In 1968, he went to the University of Birmingham to study dentistry. While at university, he won the junior title in the 1969 English Cross Country Championships, beating future world 10,000m record holder Dave Bedford.

==Career==
Holden's first experience of senior international competition came in 1969, when he was selected for an international cross country meeting in Braaschaat, Belgium. The race finished with a British 1–2–3 in which Holden was second, behind Ron Hill and ahead of Bedford. Two months later, Holden was part of the England team that won the team competition at the 1969 International Cross Country Championships; Holden was placed 24th. On the track, Holden finished third in the 3000m steeplechase in the AAA Championships, but was overlooked in the selections for the 1969 European Championships. His first win in an international meeting came in Verona in August 1969. His time was initially thought to be a British record for the steeplechase, but the course was found to be short when remeasured.

1970 started well for Holden; he won the British University cross country championship for the second year running. In his first major track championship, the 1970 British Commonwealth Games, Holden placed 5th in the 3000m steeplechase. The following month, he won the 1970 AAA Championships title. Holden then won silver in the 3000m steeplechase in the 1970 World Student Games, behind European champion Mikhail Zhelev. As the season drew to a close, Holden faced Kip Keino, the 3000 m world record holder, in a 3000m race at an indoor meeting. Holden raced from the front and pushed the Kenyan hard, but was overtaken in the final 100m.

Holden retained his AAA steeplechase title at the 1971 AAA Championships. A meeting at Crystal Palace in September saw Holden battle Dave Bedford for the British steeplechase record. Holden trailed Bedford by four seconds after three laps, but caught his rival with 800m remaining. Bedford prevailed in a sprint finish, by a margin of 0.2 seconds. Though beaten by Bedford, Holden's time of 8:28.8 was two seconds faster than the previous record, set by Gerry Stevens.

Holden was unable to claim a third successive university cross country title in 1972. Racing only a few weeks after having an appendectomy, he finished second. Holden represented Great Britain in the 3000m steeplechase in the 1972 Summer Olympics, but finished fifth in his heat and was eliminated. At the close of the outdoor track season, at the same meeting he had tussled with Bedford the previous year, Holden set a British record for the 3000m steeplechase. At 8:26.4, the time was 2.2 seconds faster than that set by Bedford.

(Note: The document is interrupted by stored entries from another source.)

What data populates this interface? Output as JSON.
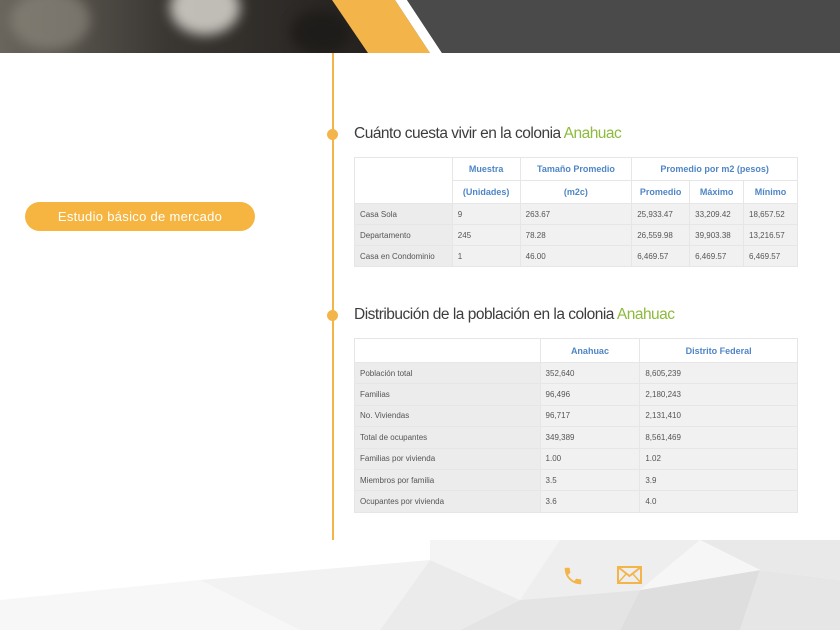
{
  "colors": {
    "accent": "#f3b54a",
    "highlight": "#8cba3d",
    "header_text": "#4f86c6"
  },
  "pill": {
    "label": "Estudio básico de mercado"
  },
  "section1": {
    "title_prefix": "Cuánto cuesta vivir en la colonia ",
    "title_highlight": "Anahuac",
    "headers": {
      "muestra_1": "Muestra",
      "muestra_2": "(Unidades)",
      "tamano_1": "Tamaño Promedio",
      "tamano_2": "(m2c)",
      "promedio_m2": "Promedio por m2 (pesos)",
      "promedio": "Promedio",
      "maximo": "Máximo",
      "minimo": "Mínimo"
    },
    "rows": [
      [
        "Casa Sola",
        "9",
        "263.67",
        "25,933.47",
        "33,209.42",
        "18,657.52"
      ],
      [
        "Departamento",
        "245",
        "78.28",
        "26,559.98",
        "39,903.38",
        "13,216.57"
      ],
      [
        "Casa en Condominio",
        "1",
        "46.00",
        "6,469.57",
        "6,469.57",
        "6,469.57"
      ]
    ]
  },
  "section2": {
    "title_prefix": "Distribución de la población en la colonia ",
    "title_highlight": "Anahuac",
    "headers": {
      "col1": "Anahuac",
      "col2": "Distrito Federal"
    },
    "rows": [
      [
        "Población total",
        "352,640",
        "8,605,239"
      ],
      [
        "Familias",
        "96,496",
        "2,180,243"
      ],
      [
        "No. Viviendas",
        "96,717",
        "2,131,410"
      ],
      [
        "Total de ocupantes",
        "349,389",
        "8,561,469"
      ],
      [
        "Familias por vivienda",
        "1.00",
        "1.02"
      ],
      [
        "Miembros por familia",
        "3.5",
        "3.9"
      ],
      [
        "Ocupantes por vivienda",
        "3.6",
        "4.0"
      ]
    ]
  },
  "footer": {
    "icons": [
      "phone-icon",
      "mail-icon"
    ]
  }
}
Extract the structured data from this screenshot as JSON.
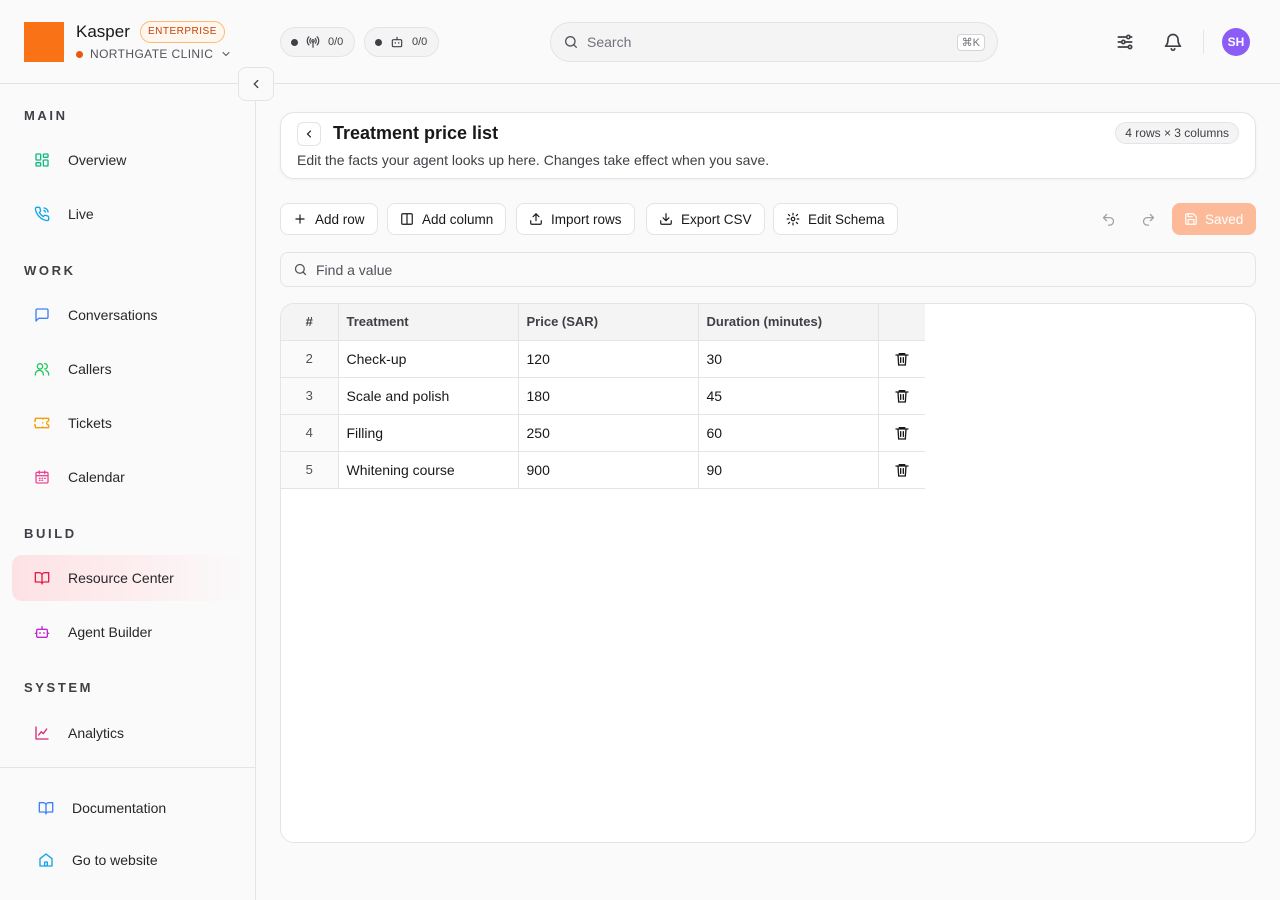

Throughout his athletic career, Holden remained an amateur. After he qualified as a dentist, Holden settled in the West Midlands, and practised dentistry full-time alongside his athletic activities. He was also known for his ability to remain competitive despite drinking large quantities of alcohol. He is alleged to have drunk ten pints of beer the night before winning the 1979 Bermuda marathon in a course-record time, and he once ran 100 mi and drank 100 imppt of beer in a single week.

In later years, Holden focused on the marathon; his personal best at the distance was 2:15:17, a performance that gave him third place in the 1980 AAA championship. His marathon experience also included the inaugural European Marathon Cup in 1981, in which he finished 26th. His best marathon performance in the AAA championships was second in 1981. He won the 1982 Hong Kong Marathon in a time of 2:17:43. An unusual mishap denied him victory in the 1986 Belfast Marathon, after the lead car twice took a wrong turn, at 7 and 22 miles. The lost time proved crucial; Holden was caught with 400 yards to go and lost by 10 seconds. Holden represented his local club Tipton Harriers, where he also coached, for several decades, and continued to race until the 1990s.

Holden died on 4 January 2014, having suffered health problems since an aortic aneurysm three years before.